In Los Angeles a 30-year-old college president named Dr. William Frank Graham has just become Billy to the nation, launching the biggest revival since the days of Billy Sunday, thirty years past. The new Billy makes the wild old Billy seem buttoned-down, New-Billy wears pastel suits and hand-painted ties, the best he can afford. He’s almost good looking enough to play a cowboy, a gunfighter, his soon-to-be-famous blue eyes glowering between his rock jaw and a wave of blonde hair. A hero or a villain? He has been to the desert, weeping over the wheel of his car on the outskirts of the city weeks before the revival, wandering alone in the dark through the California hills. Submit, submit, urged his friend J. Edwin Orr, one of Abram’s “field representatives,” preaching his modern American gospel. Billy did not know how. Doubts swarmed his mind. Submit, submit, preaches Orr. “Starve doubt, feed freedom,” Abram advised.
In 1949, at the start of his great revival, Billy declares himself a free man with a trumpet-blast sermon, 20 straight verses from the prophet Isaiah as its opening. “Ah, sinful nation,” he begins, his voice curling around the crowd. “A people loaded with guilt, a brood of evildoers, children given to corruption!” To them he brought a vision: “Your cities burned by fire…!”
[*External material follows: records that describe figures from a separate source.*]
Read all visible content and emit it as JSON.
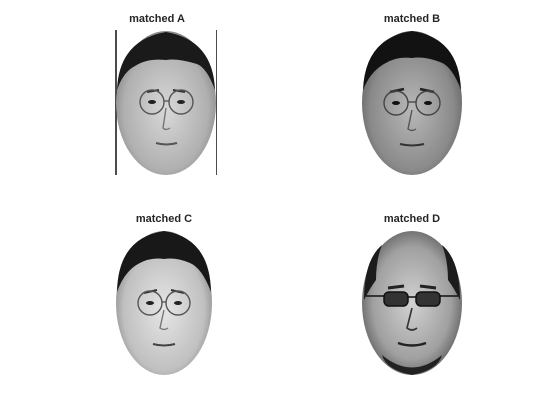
{
  "panels": [
    {
      "title": "matched A"
    },
    {
      "title": "matched B"
    },
    {
      "title": "matched C"
    },
    {
      "title": "matched D"
    }
  ],
  "colors": {
    "background": "#ffffff",
    "title": "#262626"
  }
}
Just months past, the Soviets had tested their first nuclear weapon, years ahead of schedule. Mao had completed the Communist takeover of China, the “sleeping giant” of which FDR had warned the nation. Asia seemed lost, possibly as a result of Red traitors in the State Department Joe McCarthy charged, and Soviet tanks mustered in East Germany. The American forces facing off against them were meant at best to be a “trip wire,” to give the U.S. enough time to get its bombers in the air.
Too late. God has chosen Russia as His “chastening rod” and awarded her as her prize the flying saucers from the movies, the better to execute His wishes. Such was the writing on the screen. Scripture could not make it more plain: “In the first place,” declare the radio preachers,
we have the following biblical terminology which is descriptive of the Flying Saucer: Chariots of GOD, Wheels of Ezekiel and of Daniel, Glittering Spears, Shining Arrows, Flying Swords, Flying Sickles, Shafts of Lightning, Engines of War (from which are hurled Hailstones of Fire).
The list goes on:
Weapons of Indignation, Weapons out of His Armory, Weapons Out of Heaven, New Sharp Threshing Instrument, Whirlwinds, Burning Winds, Flaming Chariots, Armored Chariots, Chariots of Salvation.
Finally: “Clouds, when determined by context.”
The Christianity of American fundamentalism is a faith for futurists, the sort of people who delight in imagining what is to come next, even if it’s awful. The brightest of the believers realize that to hone one’s predictions, one must study the past as well. Our Ohio radio men declare that to be wise as serpents, one must be both a futurist and a historian. But World War II had changed the steady plod of Christian futurism, quickened it. Fundamentalism had at times raced toward apocalypse before, but never with such technology at its disposal—no rockets, no bombers, no nuclear missiles. The stakes are higher, the enemy stronger. In 1950, American fundamentalism responds with great imagination, not just following the popular trend of spotting flying saucers and aliens among us, but driving it into the future, old time religion resurrecting as the cyborg doctrine—part faith, part technology—that hums and blinks and winks from from the same screen on which you are reading this transmission from fundamentalism’s past.